On day 30 of my first round of Femara, I still had not had a period, so I called Dr. L and went in to see him the next day. As soon as I got to his office, I started bleeding. He went ahead and did a sonogram and he did not believe that I was pregnant. I remember the look on his face when he looked on the sonogram, looked at my chart, and looked at me. He was completely dumbfounded and just shook his head and said "I just don't know why you didn't get pregnant this time." I was somewhat relieved that he felt that way, but incredibly disappointed, yet again, that I hadn't gotten pregnant. Everything this round seemed to line up so perfectly and it still wasn't working.
Dr. L suggested that I take a progesterone, as my levels were just about on target, but we could try to make them higher and see if that would help. So he wrote another prescription and I was to take the progesterone at night and continue with my next round of Femara. Again, twice a day for 5 days. On April 1st, I went in for my mid-cycle sonogram. I was ready to take my trigger shot and felt that my follicles were growing. However, when we did the sonogram, my follicles weren't big enough at all. They measured around 10, 11, 12 and he wanted 20. So he put me back on another 5 days of Femara and wanted to see me in one week. Basically a double dose of Femara during one cycle? I was a little freaked out to say the least. On April 8th, I went back in to see if I could finally take my Ovidrel shot and ovulate, but my follicles hadn't budged. It did not look like I would ovulate this cycle. Dr. L started talking about a more aggressive approach. He said something about daily injections, stronger doses, etc.. I didn't really hear him. I told him that I think I was needing to take a break from this and think about how I wanted to proceed. I was already thinking IUI, but I was so disheartened that the Femara didn't even work, TWICE, and needed a moment to think about it. He told me to go ahead and call him when my period came and we would talk about our options.
I left his office, sat in my car, and completely broke down. I cried so hard and for so long that I have no idea what time I finally pulled myself out of it. I begged God to take away my desire to have a baby. I begged and pleaded because it hurt so much and I just couldn't take the disappointment any more. After one and a half years of trying and 6 failed rounds of fertility drugs, my heart was broken and I just wanted that pain to stop. I called Sean on my way to work and told him that I needed an emotional break from trying to have a baby.
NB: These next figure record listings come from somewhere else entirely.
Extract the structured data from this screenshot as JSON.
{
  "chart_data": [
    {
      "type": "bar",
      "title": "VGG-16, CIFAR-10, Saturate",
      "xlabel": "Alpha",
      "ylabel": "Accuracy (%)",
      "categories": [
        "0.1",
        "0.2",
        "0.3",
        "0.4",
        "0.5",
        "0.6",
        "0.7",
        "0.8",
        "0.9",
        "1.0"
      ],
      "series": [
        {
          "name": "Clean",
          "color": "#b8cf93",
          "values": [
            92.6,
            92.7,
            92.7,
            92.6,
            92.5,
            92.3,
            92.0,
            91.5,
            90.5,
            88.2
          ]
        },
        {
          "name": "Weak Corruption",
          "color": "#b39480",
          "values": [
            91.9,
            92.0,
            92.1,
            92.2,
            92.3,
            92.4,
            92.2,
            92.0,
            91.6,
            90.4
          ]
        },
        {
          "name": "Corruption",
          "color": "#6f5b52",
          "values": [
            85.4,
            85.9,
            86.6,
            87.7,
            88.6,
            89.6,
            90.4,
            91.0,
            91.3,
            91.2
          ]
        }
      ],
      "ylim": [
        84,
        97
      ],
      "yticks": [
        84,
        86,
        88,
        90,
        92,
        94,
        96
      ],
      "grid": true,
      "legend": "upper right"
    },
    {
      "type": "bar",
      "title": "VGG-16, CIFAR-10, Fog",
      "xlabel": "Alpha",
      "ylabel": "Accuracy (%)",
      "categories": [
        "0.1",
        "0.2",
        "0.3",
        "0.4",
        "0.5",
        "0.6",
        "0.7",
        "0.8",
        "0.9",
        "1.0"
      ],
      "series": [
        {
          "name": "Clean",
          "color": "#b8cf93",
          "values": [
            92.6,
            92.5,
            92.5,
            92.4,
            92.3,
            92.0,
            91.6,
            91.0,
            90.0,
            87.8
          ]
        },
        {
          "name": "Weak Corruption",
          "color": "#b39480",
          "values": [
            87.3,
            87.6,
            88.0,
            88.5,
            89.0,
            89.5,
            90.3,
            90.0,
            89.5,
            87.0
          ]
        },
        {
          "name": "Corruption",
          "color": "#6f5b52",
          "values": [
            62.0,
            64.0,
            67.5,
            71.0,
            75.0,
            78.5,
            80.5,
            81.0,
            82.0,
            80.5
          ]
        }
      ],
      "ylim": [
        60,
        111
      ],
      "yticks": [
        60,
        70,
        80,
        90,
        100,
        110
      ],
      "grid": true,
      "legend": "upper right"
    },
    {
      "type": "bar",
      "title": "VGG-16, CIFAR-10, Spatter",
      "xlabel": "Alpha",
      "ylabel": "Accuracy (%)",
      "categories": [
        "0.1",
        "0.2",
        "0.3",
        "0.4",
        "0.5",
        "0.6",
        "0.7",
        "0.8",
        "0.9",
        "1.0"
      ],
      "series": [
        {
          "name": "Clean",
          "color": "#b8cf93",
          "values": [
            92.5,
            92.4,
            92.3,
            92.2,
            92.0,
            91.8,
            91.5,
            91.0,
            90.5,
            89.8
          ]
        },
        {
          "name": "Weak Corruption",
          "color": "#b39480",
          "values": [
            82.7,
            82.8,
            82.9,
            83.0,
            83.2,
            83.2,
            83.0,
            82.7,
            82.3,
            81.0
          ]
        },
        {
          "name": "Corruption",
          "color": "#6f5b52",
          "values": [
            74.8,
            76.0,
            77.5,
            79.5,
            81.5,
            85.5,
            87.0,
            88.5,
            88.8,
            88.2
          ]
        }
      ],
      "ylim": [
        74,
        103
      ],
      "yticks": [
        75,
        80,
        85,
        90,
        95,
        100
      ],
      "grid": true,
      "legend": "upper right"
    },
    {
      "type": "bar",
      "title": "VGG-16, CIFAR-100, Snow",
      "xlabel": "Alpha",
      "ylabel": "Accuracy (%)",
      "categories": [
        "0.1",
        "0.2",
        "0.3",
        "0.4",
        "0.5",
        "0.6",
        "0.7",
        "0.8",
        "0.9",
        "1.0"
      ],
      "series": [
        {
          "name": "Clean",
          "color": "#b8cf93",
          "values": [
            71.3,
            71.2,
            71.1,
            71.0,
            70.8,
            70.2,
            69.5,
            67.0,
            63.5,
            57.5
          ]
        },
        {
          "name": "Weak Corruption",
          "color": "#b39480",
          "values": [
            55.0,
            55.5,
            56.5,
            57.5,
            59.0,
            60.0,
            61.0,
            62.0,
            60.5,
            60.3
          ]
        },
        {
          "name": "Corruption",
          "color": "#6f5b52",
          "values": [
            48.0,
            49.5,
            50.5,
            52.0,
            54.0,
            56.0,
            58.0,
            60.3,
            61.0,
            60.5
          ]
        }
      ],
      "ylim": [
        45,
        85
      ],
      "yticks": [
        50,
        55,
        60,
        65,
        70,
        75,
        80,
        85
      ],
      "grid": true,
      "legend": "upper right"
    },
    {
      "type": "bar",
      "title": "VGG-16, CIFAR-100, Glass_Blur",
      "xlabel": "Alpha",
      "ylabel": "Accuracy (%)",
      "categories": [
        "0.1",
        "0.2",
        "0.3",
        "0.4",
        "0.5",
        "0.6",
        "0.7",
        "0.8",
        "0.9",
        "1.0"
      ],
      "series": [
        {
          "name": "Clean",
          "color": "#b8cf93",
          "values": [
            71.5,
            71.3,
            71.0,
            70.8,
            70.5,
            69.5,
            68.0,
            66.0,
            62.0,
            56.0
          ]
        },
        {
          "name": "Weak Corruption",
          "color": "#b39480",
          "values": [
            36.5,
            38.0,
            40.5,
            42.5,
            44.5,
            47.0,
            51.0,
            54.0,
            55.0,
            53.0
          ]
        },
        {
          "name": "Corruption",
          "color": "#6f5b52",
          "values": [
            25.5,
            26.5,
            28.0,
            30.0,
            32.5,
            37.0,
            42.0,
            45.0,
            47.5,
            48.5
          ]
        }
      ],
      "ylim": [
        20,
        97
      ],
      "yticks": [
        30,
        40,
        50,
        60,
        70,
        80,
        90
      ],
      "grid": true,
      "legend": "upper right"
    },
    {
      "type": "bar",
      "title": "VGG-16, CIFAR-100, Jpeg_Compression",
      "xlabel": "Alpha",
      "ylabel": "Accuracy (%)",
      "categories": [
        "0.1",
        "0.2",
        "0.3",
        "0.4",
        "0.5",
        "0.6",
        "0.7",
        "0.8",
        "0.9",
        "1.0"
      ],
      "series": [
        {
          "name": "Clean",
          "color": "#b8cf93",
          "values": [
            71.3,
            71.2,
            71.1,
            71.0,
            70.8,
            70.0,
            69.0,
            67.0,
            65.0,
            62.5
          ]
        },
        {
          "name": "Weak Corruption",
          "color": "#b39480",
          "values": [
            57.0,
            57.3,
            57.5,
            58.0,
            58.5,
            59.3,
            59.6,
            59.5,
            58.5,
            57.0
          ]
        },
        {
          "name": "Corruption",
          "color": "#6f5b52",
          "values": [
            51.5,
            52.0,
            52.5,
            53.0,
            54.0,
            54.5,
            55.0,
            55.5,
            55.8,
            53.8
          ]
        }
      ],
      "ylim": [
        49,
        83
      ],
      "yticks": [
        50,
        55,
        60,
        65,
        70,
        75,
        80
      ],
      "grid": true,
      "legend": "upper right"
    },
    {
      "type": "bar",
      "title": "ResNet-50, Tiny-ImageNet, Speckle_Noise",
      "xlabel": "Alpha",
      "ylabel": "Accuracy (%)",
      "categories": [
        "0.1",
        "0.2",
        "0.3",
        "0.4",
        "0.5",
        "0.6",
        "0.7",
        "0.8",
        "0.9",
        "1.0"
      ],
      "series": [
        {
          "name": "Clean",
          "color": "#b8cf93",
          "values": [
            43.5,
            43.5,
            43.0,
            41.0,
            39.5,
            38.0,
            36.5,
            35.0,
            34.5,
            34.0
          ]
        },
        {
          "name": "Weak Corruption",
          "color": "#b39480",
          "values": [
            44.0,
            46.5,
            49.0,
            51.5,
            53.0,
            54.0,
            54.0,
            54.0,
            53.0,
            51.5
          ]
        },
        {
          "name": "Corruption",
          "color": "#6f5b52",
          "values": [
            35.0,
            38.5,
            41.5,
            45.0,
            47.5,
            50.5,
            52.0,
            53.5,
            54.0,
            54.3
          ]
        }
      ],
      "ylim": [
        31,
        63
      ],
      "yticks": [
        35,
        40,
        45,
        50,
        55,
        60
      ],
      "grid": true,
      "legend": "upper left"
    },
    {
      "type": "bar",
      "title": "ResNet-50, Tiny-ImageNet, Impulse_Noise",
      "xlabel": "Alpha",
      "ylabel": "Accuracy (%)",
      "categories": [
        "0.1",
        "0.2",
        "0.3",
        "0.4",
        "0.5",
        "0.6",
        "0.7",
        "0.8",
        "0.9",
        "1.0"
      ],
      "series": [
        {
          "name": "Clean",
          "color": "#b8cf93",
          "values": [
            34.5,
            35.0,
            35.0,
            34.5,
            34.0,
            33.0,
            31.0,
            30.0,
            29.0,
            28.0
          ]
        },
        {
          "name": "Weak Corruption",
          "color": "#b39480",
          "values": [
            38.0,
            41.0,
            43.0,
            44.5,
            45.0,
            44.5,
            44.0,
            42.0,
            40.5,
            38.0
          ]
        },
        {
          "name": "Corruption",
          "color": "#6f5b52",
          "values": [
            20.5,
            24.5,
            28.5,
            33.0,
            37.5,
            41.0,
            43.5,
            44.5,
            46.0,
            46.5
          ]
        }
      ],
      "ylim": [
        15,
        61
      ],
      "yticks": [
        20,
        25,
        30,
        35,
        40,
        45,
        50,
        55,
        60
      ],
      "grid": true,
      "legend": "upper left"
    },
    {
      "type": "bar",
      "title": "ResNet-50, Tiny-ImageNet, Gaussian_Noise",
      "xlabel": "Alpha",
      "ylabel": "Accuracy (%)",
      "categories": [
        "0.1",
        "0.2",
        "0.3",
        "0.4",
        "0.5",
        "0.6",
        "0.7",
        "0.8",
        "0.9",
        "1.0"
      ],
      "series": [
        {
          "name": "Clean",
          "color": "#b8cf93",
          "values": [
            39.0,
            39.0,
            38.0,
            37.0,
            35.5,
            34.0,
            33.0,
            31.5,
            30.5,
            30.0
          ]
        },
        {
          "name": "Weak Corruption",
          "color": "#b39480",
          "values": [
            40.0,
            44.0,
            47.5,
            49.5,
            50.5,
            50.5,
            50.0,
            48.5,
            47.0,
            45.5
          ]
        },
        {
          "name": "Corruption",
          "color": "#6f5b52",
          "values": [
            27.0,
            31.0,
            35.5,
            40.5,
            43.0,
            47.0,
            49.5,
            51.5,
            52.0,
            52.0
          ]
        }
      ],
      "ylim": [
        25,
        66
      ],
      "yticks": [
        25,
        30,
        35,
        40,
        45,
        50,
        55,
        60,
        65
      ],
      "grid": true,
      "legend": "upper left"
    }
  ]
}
I told him that I wanted to get back on birth control so I could get my cycles back on track and also to know that I wouldn't get pregnant for a while so I could reset and recharge. If there was any chance of me thinking I could pregnant, I knew it would just bring disappointment and I wasn't sure how I would be able to deal with it again.
That night, Sean and I sat down and discussed his thoughts, my thoughts, and what our options might be. He didn't want me to get back on birth control for two reasons: 1) He didn't like me taking anything at all, and 2) He did not want to completely put a stopper on my ability to get pregnant. I told him that I really didn't want to even try any more. Not only did I think my body needed a break, but my heart and head were so run down that I didn't want to even think about the future. The emotional toll was something he couldn't understand, but I was done... for a while at least. We agreed that I wouldn't get back on birth control, but at least for the next 3-4 months there would be no Pinterest baby boards, no temping, ovulation tests or forced sex. It was like I had picked it out of my brain and threw it away. The moment I decided that I needed the break, I immediately felt a huge relief in my bones. That tiny light that blinked baby, baby, baby at the very front of my head was gone and somehow, after all this time, I had stopped longing for a baby.